This little-known Technicolour 1952 drama has the perennial supporting actor Claude Rains in the lead of a story based on a novel by the creator of Maigret the detective, Georges Simenon.
His female co-star is Marta Toren, the excellent Swedish actress who sadly died a few years after making this.
The film is well above average, not just because of the quality of the people involved - the cast are uniformly convincing and the direction is deft throughout - but because it is not better known. The story is unusual and suspenseful, the dialogue intelligent and natural, and the key plot point - a policeman trying to stop a would-be criminal condemn himself - nicely turned. Anyone who has admired Claude Rains in big name pictures, down the billing, will see confirmation of his great abilities as a character actor in this performance, given in the latter years of his fine career.

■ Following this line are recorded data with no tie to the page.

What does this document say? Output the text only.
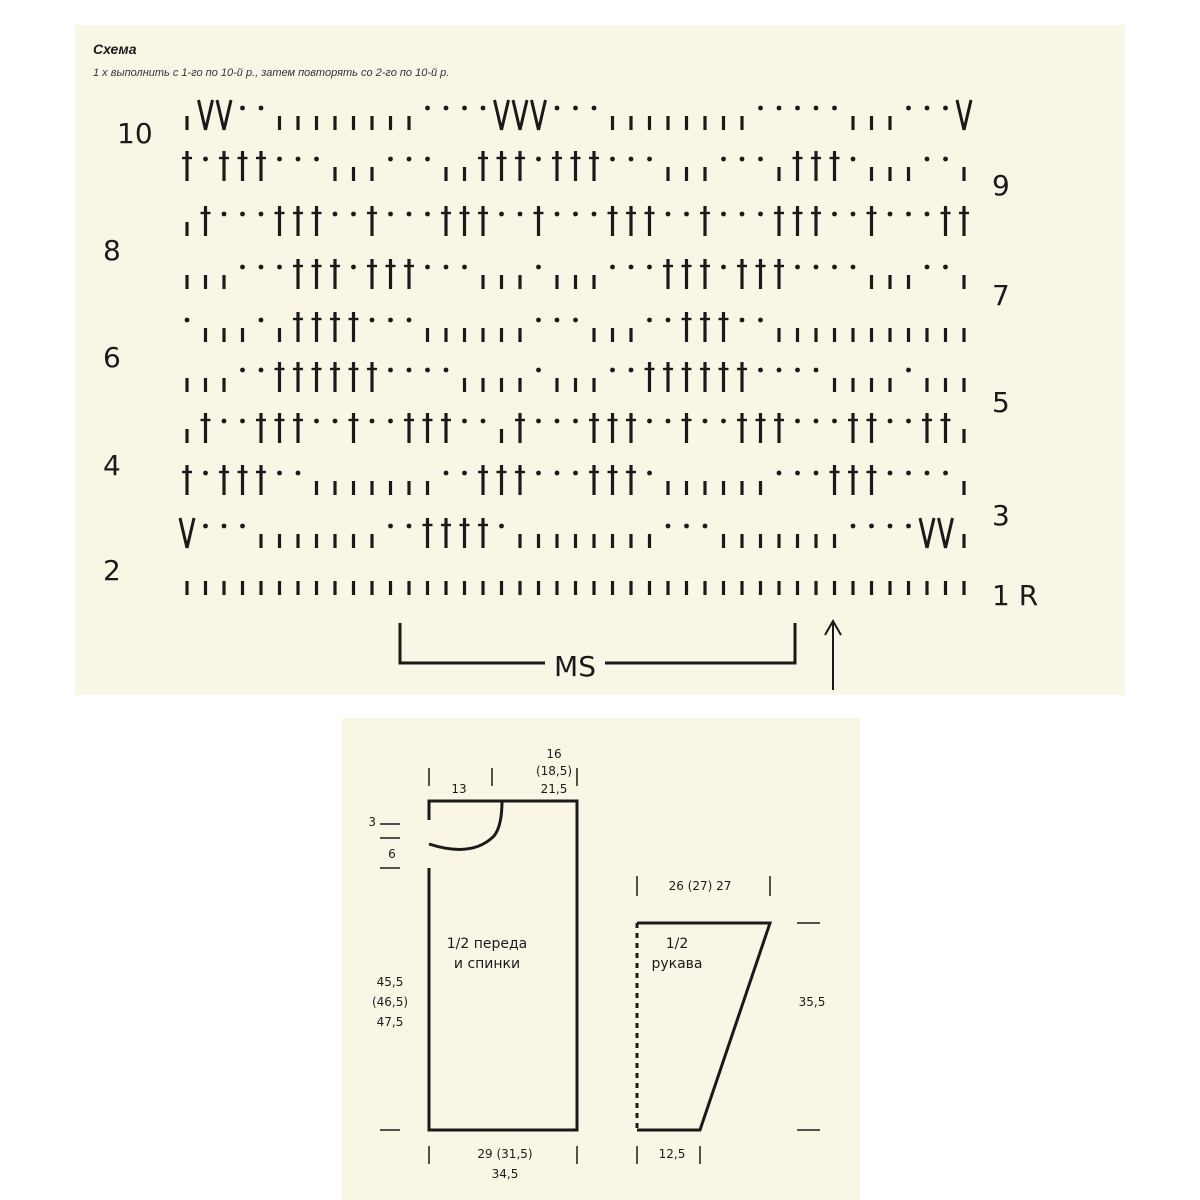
Схема
1 х выполнить с 1-го по 10-й р., затем повторять со 2-го по 10-й р.
10
8
6
4
2
9
7
5
3
1 R
MS
16
(18,5)
21,5
13
3
6
45,5
(46,5)
47,5
1/2 переда
и спинки
29 (31,5)
34,5
26 (27) 27
35,5
12,5
1/2
рукава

The film is also known as The Paris Express and was directed by Harold French. It's based on one of Simenon’s greatest romans durs. It’s an incredible novel and contains one of Simenon’s favorite themes--a bourgeois mild-mannered protagonist who through some fluke, some twist of fate, derails from his respectable life. Once cast adrift from respectability and the treadmill of duty, responsibility and employment, Simenon’s characters typically escape into an entirely new life, usually in the grimy underbelly of the crime world. For these characters, criminality becomes a liberating event as they shed old habits and routines.